Most ultra low-volume dispensing machines ran into the problem of “drift”—the machine would dispense the right amount of fluid consistently throughout the morning. Come back after lunch, it wouldn’t be the same.
“Our technology solved that because it’s based on a highly programmable and highly accurate syringe pump.”
In addition, BioDot’s technology allows for multiple drop formulations, and speeds up the process by controlling where the drop lands on the surface of the test material. This prevents cross-contamination in the manufacturing process.
BioDot quickly established itself as a leader in the field based on its IP (intellectual property) portfolio, Lemmo said.

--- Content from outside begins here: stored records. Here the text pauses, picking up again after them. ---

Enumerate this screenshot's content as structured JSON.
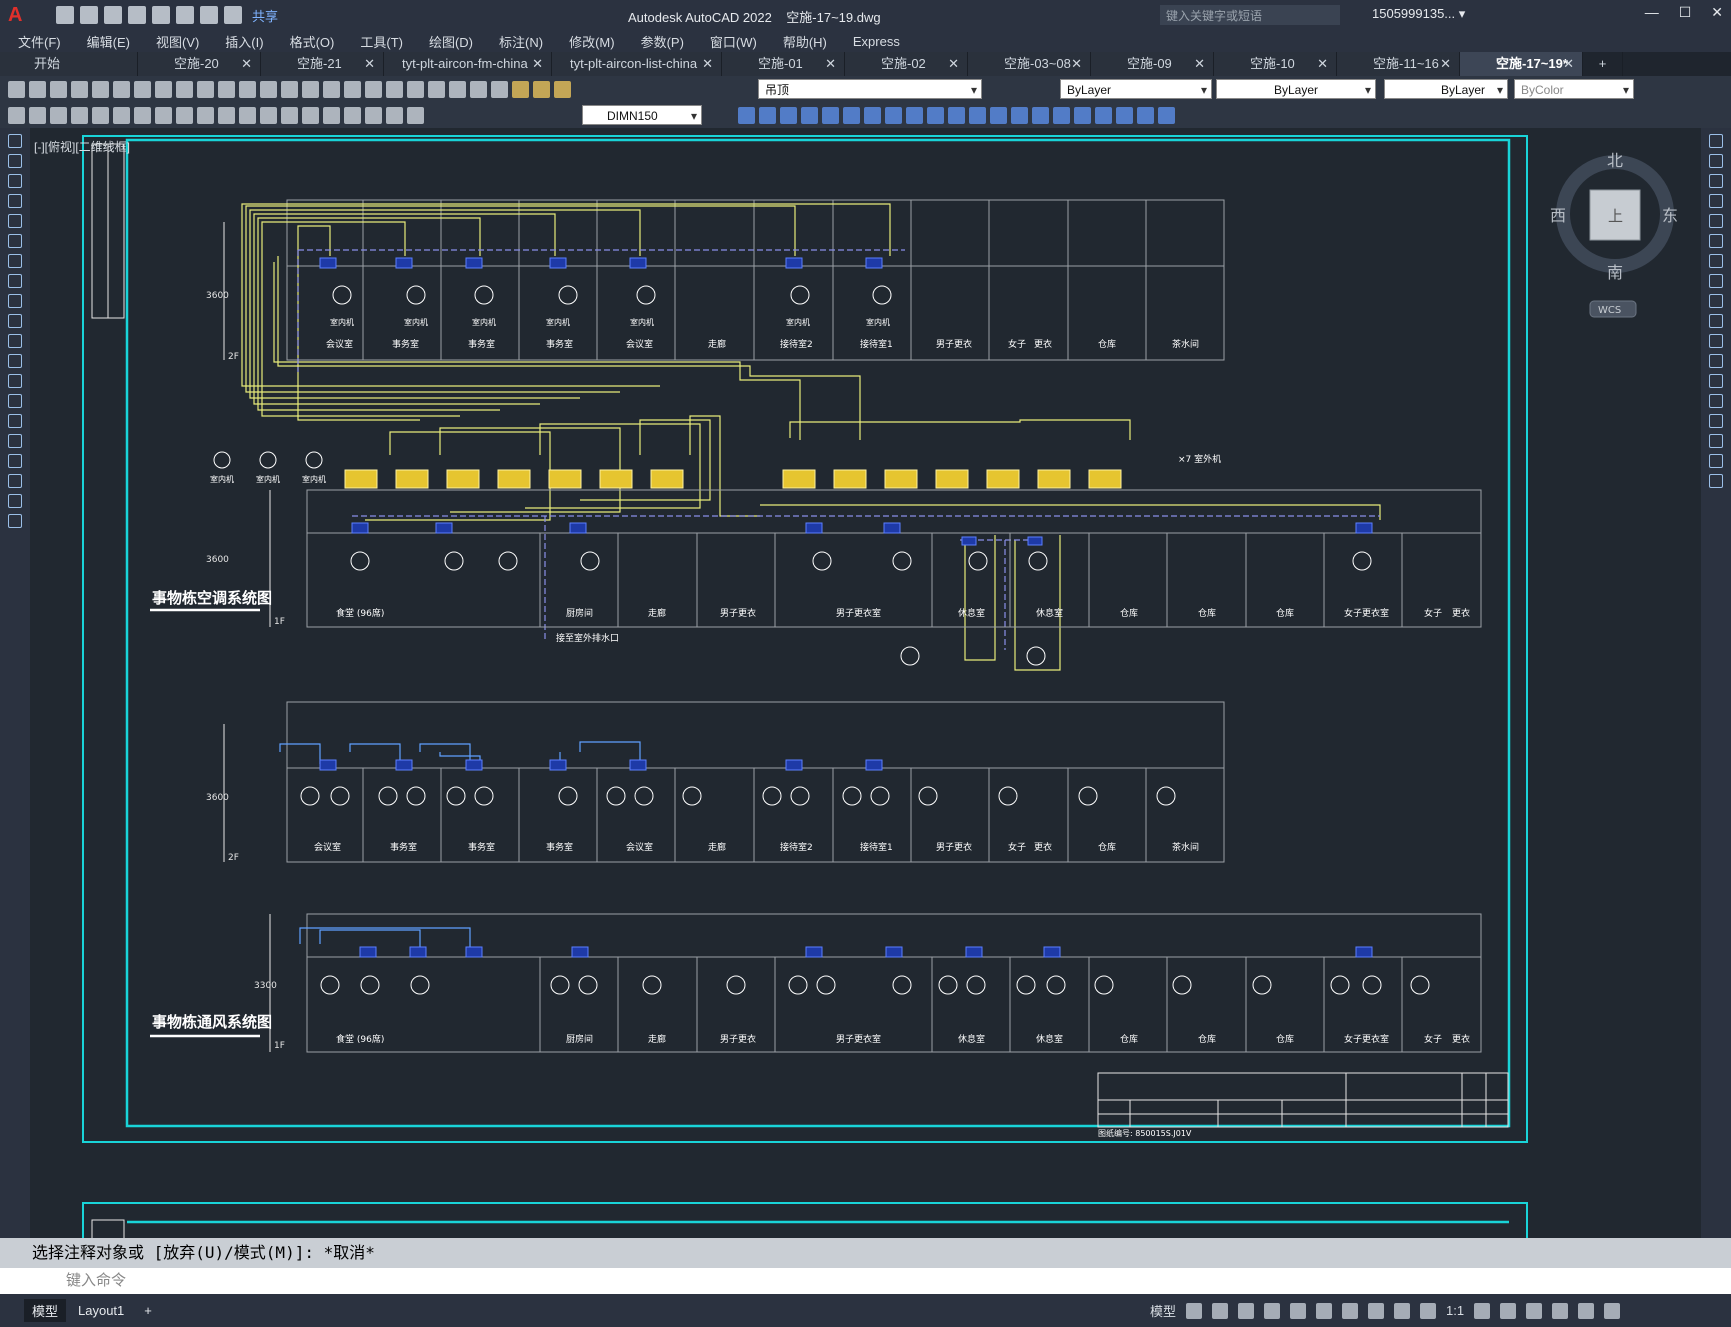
{
  "app": {
    "title": "Autodesk AutoCAD 2022",
    "file": "空施-17~19.dwg",
    "share_label": "共享",
    "search_placeholder": "键入关键字或短语",
    "user": "1505999135... ▾"
  },
  "menu": [
    "文件(F)",
    "编辑(E)",
    "视图(V)",
    "插入(I)",
    "格式(O)",
    "工具(T)",
    "绘图(D)",
    "标注(N)",
    "修改(M)",
    "参数(P)",
    "窗口(W)",
    "帮助(H)",
    "Express"
  ],
  "tabs": [
    {
      "label": "开始",
      "closable": false
    },
    {
      "label": "空施-20",
      "closable": true
    },
    {
      "label": "空施-21",
      "closable": true
    },
    {
      "label": "tyt-plt-aircon-fm-china",
      "closable": true
    },
    {
      "label": "tyt-plt-aircon-list-china",
      "closable": true
    },
    {
      "label": "空施-01",
      "closable": true
    },
    {
      "label": "空施-02",
      "closable": true
    },
    {
      "label": "空施-03~08",
      "closable": true
    },
    {
      "label": "空施-09",
      "closable": true
    },
    {
      "label": "空施-10",
      "closable": true
    },
    {
      "label": "空施-11~16",
      "closable": true
    },
    {
      "label": "空施-17~19*",
      "closable": true,
      "active": true
    }
  ],
  "toolbar": {
    "layer": "吊顶",
    "color": "ByLayer",
    "linetype": "ByLayer",
    "lineweight": "ByLayer",
    "plotstyle": "ByColor",
    "dimstyle": "DIMN150"
  },
  "viewport_label": "[-][俯视][二维线框]",
  "viewcube": {
    "north": "北",
    "south": "南",
    "east": "东",
    "west": "西",
    "face": "上",
    "wcs": "WCS"
  },
  "drawing": {
    "ac_title": "事物栋空调系统图",
    "vent_title": "事物栋通风系统图",
    "levels": {
      "2f": "2F",
      "1f": "1F",
      "h_ac2": "3600",
      "h_ac1": "3600",
      "h_v2": "3600",
      "h_v1": "3300"
    },
    "legend": [
      "室内机",
      "室内机",
      "室内机"
    ],
    "outdoor": "×7 室外机",
    "rooms_2f": [
      "会议室",
      "事务室",
      "事务室",
      "事务室",
      "会议室",
      "走廊",
      "接待室2",
      "接待室1",
      "男子更衣",
      "女子",
      "更衣",
      "仓库",
      "茶水间"
    ],
    "rooms_1f": [
      "食堂 (96席)",
      "厨房间",
      "走廊",
      "男子更衣",
      "男子更衣室",
      "休息室",
      "休息室",
      "仓库",
      "仓库",
      "仓库",
      "女子更衣室",
      "女子",
      "更衣"
    ],
    "drain_note": "接至室外排水口",
    "unit_label": "室内机",
    "title_block_no": "图纸编号: 850015S.J01V"
  },
  "command": {
    "history": "选择注释对象或 [放弃(U)/模式(M)]: *取消*",
    "placeholder": "键入命令"
  },
  "status": {
    "model_tab": "模型",
    "layout_tab": "Layout1",
    "model_btn": "模型",
    "scale": "1:1"
  }
}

BioDot has always focused on the rapid delivery of its products.
Other industry products generally ship a few months after purchase; and the company condensed its timeline to four to six weeks when the pandemic hit.
“Because we were primarily self-funded, we had to always have a focus on developing a product that meets a need and can be sold, and be sold again and again,” Lemmo said.
After a couple of years in business, BioDot had developed a variety of systems—that range in price from $20,000 to $1 million—and handle most test manufacturers’ needs.
BioDot continues to partner with its clients on feasibility studies and customize its machines upon request.
For example, it created a unique dispensing system for an ophthalmology company that needed liquid delivered to an ocular implant.
Though BioDot doesn’t disclose the names of its clients, “if you were to name the leading in vitro diagnostic manufacturers, there is a high likelihood that they are all our customers,” he said. “The same goes for the second tier of manufacturers and leading academic institutions.”
Top in vitro diagnostic manufacturers include Abbott Laboratories and Becton, Dickinson & Co.
The initial shock of the pandemic—along with supply chain issues—has subsided for now, Lemmo said.
Nevertheless, BioDot’s teams aren’t slowing down; Lemmo is considering adding a second shift for production.
“Reality has set in,” Lemmo said. “We, as a society, won’t go back to not knowing whether we have the flu, COVID-19 or another infectious disease.”
Recent regulatory actions that have allowed for the expansion of telehealth services, have only fueled growth in the diagnostics space, Lemmo said.
“We’ve been the world’s premier provider of manufacturing equipment focused on low-volume dispensing for diagnostic products for quite some time, and I’m convinced we’re on a growth path.”